Italia R.S.I.
RARISSIMO DISTINTIVO DELLA BRIGATA NERA OPERATIVA "GIUSEPPE GARIBALDI" DI MORBEGNO ( SONDRIO ) 1944
Prezzo: venduto - cod. nr. 18052

Questo rarissimo distintivo, pubblicato a pag. 82 del 1° volume "Distintivi e Medaglie della R.S.I." di Fausto Sparacino, è oggi tra i più ricercati e introvabili da parte dei collezionisti di materiale del periodo Repubblica Sociale Italiana. Di ottima fattura, è stato coniato, malgrado il periodo e la scarsezza di materie prime, in metallo dorato e verniciato. Sul retro ha un robusto fermaglio a spilla. Misura 35 mm di altezza e larghezza ed è in eccezionali condizioni di conservazione.

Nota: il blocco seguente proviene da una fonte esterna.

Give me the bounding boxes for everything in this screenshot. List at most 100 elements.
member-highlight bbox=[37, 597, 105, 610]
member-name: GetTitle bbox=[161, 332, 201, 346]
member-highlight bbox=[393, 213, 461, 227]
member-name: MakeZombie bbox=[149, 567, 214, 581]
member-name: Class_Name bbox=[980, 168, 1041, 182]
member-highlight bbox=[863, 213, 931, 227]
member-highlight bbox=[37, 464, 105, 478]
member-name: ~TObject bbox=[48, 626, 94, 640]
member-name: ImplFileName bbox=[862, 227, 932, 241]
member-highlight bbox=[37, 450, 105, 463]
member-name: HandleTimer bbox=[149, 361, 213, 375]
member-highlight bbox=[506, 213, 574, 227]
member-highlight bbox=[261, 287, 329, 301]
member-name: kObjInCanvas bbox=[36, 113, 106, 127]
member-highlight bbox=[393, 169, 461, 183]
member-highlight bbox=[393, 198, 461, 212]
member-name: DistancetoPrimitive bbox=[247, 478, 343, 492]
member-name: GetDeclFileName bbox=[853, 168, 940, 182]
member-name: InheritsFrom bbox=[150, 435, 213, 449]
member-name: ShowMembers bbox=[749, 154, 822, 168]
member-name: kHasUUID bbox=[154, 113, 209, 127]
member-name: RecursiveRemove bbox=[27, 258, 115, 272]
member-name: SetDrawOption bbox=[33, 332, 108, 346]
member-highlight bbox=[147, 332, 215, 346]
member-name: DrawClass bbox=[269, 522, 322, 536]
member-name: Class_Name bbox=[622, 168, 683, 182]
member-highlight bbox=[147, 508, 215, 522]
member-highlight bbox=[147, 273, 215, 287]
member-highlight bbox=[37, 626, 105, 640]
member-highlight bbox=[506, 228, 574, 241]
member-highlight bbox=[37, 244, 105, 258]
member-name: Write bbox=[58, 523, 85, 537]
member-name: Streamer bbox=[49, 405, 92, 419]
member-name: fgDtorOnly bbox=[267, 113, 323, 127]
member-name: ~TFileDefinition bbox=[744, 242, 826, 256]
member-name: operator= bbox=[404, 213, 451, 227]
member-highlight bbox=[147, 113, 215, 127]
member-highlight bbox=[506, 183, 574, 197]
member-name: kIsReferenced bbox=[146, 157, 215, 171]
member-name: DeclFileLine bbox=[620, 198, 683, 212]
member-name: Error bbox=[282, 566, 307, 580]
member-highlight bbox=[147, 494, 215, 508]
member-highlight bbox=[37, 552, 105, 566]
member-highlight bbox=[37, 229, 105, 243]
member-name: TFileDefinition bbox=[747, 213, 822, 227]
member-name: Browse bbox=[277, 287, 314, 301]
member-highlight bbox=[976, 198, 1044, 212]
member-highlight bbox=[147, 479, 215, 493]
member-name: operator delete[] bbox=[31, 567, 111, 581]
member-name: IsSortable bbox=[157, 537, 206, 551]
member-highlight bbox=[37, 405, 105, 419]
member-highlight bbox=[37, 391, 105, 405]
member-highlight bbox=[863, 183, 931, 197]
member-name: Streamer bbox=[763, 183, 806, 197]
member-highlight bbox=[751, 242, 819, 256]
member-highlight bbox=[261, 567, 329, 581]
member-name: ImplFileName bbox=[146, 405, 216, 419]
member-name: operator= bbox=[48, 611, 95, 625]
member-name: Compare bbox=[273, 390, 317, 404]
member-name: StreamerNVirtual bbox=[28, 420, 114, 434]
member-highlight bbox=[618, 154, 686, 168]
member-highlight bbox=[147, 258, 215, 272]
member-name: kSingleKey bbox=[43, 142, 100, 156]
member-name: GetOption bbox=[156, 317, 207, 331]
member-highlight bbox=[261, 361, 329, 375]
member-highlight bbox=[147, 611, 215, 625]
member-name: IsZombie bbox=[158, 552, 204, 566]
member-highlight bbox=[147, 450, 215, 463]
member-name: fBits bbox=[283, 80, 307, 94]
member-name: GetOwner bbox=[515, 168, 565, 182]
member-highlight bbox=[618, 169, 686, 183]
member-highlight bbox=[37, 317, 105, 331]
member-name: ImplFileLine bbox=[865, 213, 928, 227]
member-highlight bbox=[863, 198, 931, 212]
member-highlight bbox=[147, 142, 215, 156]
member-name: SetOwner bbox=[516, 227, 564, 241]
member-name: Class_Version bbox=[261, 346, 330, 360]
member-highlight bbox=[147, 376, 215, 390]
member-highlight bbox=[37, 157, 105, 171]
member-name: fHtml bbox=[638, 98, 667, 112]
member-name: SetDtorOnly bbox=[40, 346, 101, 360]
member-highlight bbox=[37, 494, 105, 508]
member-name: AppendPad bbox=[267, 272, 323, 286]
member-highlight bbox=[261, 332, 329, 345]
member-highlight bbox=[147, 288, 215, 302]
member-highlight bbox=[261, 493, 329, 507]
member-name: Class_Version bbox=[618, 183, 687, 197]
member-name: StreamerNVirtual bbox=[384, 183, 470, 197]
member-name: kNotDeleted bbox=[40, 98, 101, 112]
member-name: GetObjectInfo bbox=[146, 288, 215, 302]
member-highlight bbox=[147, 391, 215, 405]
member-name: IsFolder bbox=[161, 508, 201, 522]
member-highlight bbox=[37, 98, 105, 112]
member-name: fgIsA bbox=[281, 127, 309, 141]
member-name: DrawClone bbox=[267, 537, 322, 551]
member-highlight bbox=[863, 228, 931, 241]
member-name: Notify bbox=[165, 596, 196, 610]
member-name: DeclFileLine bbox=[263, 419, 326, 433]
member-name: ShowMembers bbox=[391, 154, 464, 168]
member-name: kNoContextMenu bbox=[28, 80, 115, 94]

La Brigata Nera Operativa "Giuseppe Garibaldi" fu costituita il 20 dicembre 1944 a Morbegno ( Sondrio ) riunendo le varie BB.N. toscane che erano riparate al Nord dietro l'incalzare delle truppe alleate e con l'intenzione di partecipare alla difesa della "Ridotta Valtellinese". All'atto costitutivo la Brigata non aveva la denominazione "Giuseppe Garibaldi" che fu aggiunta solo in un secondo tempo dal suo comandante.
Assunse l'entità di un raggruppamento al comando del Generale della MVSN Onorio Onori, squadrista della prima ora e Presidente della Provincia di Sondrio, raggruppando le seguenti formazioni: B.N. "Spinelli", "Tanzi", "Biagi", "Manganiello", "Mussolini", la IXL di Siena, oltre alla Compagnia Fucilieri "Valtellina" e la Batteria "Valtellina" della B:N. "Resega" di Milano. Al momento della sua costituzione, l'ossatura dell'unità era costituita dalle camicie nere pistoiesi, fiorentine e aretine. Numericamente si trattava solo di alcune centinaia di squadristi. Al momento di maggior presenza la Brigata Nera raggiunse circa le 400 unità.
La "Giuseppe Garibaldi" avrebbe dovuto costituire l'ossatura difensiva del Ridotto Alpino Repubblicano. Nell'idea di Alessandro Pavolini, Segretario del Partito Fascista Repubblicano, le camicie nere sarebbero state le protagoniste delle "Termopili" di quella che era stata l'Era fascista. In realtà le cose andarono diversamente. Nelle settimane precedenti il tracollo finale, le camicie nere della "Garibaldi" eseguirono azioni di rastrellamento per mantenere il controllo di tutta l'area del Ridotto Alpino, ma si trovarono spesso a subire l'iniziatica partigiana, il chè determinò un'esasperazione nell'utilizzo della violenza. I fascisti fiorentini furono tra i protagonisti di questi episodi. Dal 6 aprile 1945, tutta l'attività di controguerriglia della Brigata si concentrò sull'Alta Valle in funzione di un'ultima stoica resistenza. A fine aprile, il Generale Onori, compreso che ormai era tutto perso, fu tra i primi ad arrendersi ai partigiani. Alle 16.30 del 28 aprile, le Brigate partigiane, con al seguito il Generale Onori, si presentarono di fronte alle postazioni fasciste chiedendo la resa che avvenne senza consegnare le armi ma distruggendole).
 
( Notizie storico-collezionistiche tratte dal  1° volume di Fausto Sparacino "Distintivi e Medaglie della R.S.I."